Interpréter, c’est voir ce qu’il y a au-delà de l’écran, l’écran étant ce qui empêche de voir. Les Romains qualifiaient de subtilis, cette aptitude à voir ce qui est sous la toile (sub : sous, tela : la trame, la toile — en anglais : the Web). Une représentation transparente du monde n’oblige pas à un effort de découverte des strates de sens cachés. De nos jours, on s’en tient à la perception et à la sensation immédiates et les produits culturels tendent à être de plus en plus sensationnels, sans se préoccuper d’être plus signifiants. S’il y a encore quelque chose d’un peu difficile à comprendre dans un film, on fera une émission spéciale pour enlever ce petit mystère et pour expliquer les effets spéciaux, pour étaler le making of. Tout comme on expliquera les artifices du prestidigitateur ou on donnera la solution des mots croisés dans le numéro en cours. Cela pourra aller beaucoup plus loin : la réforme Allègre des mathématiques conseille de centrer tout l’effort d’apprentissage sur le calcul, au détriment du raisonnement, donc de l’intelligence. Comment obtenir ensuite des esprits subtils, c’est-à-dire : fins, déliés, délicats, pénétrants, sagaces ? Je rappelle les antonymes de subtil, dans ses différentes acceptions : balourd, bête, borné, lourd, stupide, élémentaire, fruste, grossier, rudimentaire, simple, évident, limpide. Cette dernière liste qualifie, hélas, nombre d’activités de loisir, voire d’activités scolaires.

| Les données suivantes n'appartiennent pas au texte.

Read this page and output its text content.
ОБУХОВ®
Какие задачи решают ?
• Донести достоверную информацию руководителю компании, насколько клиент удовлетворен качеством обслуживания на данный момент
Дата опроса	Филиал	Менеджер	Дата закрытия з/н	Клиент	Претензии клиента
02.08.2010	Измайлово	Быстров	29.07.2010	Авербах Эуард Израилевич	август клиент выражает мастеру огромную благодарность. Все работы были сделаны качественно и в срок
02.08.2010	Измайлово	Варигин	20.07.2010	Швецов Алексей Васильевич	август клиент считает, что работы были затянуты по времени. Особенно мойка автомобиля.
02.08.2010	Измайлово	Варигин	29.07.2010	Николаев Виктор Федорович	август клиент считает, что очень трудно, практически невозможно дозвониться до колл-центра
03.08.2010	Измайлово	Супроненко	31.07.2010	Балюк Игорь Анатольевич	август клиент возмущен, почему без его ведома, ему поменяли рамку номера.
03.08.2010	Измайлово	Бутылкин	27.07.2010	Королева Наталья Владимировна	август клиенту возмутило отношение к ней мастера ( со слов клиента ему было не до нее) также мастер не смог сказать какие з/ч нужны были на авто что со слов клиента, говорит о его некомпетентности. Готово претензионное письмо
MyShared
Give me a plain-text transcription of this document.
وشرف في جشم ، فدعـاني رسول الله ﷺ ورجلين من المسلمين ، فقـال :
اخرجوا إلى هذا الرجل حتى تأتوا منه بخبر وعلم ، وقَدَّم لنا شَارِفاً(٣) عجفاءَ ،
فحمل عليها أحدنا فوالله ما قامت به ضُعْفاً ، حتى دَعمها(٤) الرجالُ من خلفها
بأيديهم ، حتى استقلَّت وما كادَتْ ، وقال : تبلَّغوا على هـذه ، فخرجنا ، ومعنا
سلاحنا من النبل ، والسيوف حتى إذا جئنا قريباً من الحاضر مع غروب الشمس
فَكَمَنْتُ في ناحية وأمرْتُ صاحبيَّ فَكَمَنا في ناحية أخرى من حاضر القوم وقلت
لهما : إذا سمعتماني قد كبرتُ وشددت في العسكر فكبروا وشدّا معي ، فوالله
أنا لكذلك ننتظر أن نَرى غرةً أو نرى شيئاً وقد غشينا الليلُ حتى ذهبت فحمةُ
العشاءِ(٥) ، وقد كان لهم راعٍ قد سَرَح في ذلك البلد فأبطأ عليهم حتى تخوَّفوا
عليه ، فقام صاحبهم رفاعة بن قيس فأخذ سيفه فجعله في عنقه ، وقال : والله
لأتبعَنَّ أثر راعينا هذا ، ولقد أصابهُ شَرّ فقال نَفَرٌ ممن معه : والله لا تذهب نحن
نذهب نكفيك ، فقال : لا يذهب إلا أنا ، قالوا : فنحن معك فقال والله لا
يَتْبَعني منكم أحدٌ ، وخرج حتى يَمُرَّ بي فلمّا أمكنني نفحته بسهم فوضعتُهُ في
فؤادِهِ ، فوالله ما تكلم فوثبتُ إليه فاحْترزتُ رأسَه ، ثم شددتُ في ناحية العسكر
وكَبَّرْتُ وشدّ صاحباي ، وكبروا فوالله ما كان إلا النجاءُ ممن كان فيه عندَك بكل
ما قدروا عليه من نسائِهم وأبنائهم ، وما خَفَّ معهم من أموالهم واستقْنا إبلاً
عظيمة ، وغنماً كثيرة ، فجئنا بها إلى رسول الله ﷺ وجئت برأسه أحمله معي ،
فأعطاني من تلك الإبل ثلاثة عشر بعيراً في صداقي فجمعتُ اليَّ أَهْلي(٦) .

Il est donc nécessaire d’être ambitieux pour nos enfants, de leur proposer des activités qui développent leur intelligence, et des textes prenants et polysémiques qui les amènent à réfléchir, à interpréter, à relire, à réécouter, à chercher la substantifique moelle. Il vaut mieux choisir la subtilité que la transparence, car la soi-disant glasnost n’est qu’un miroir aux alouettes et elle conduit aux ténèbres (voir : Les Mystères de Poutine, épilogue de la glasnost russe, triste feuilleton réaliste contemporain).
L’homme doit être multiple pour être complet. On pourrait pointer de façon non exhaustive différentes facettes de l’être humain et les pédagogies qui se proposent de développer tel ou tel aspect. L’éducation consiste à opérer des choix, à définir des priorités et des chronologies pour cette construction de l’homme.
Homo sensualis : homme qui jouit. Pédagogie du plaisir, du ludique, des sensations, des pulsions, du fun avant tout. Privilégié par les médias et la pub.
Homo faber : homme qui fait. Pédagogie du faire et des savoir-faire. (Cf : les démarches charpakiennes, qui ont leurs limites).
Homo economicus : homme qui produit et consomme. Pédagogie régie par les entreprises et le marché, selon des schémas skinnériens ou tayloristes (le pragmatisme en action).
Homo sapiens : homme qui sait. Pédagogie de l’inventaire et de la raison (l’idéal de Jules Ferry).
Homo subtilis : homme qui interprète. Pédagogie de l’humanisme et de la liberté.
Il me semble que l’homo subtilis est quelque peu oublié dans notre monde glasnosté.
Peut-être la poésie, le théâtre, les récits orataires et littéraires, et aussi le contact avec les arts, peuvent-ils permettre à l’enfant de développer sa subtilité, en préservant les mystères de l’ombre et le souvenir des Ombres, de tous ceux qui nous ont précédés et qui peuvent encore nous élever, si nous savons les écouter.Loin d’obscurcir la raison des enfants, cette mise en perspective la rendra plus brillante.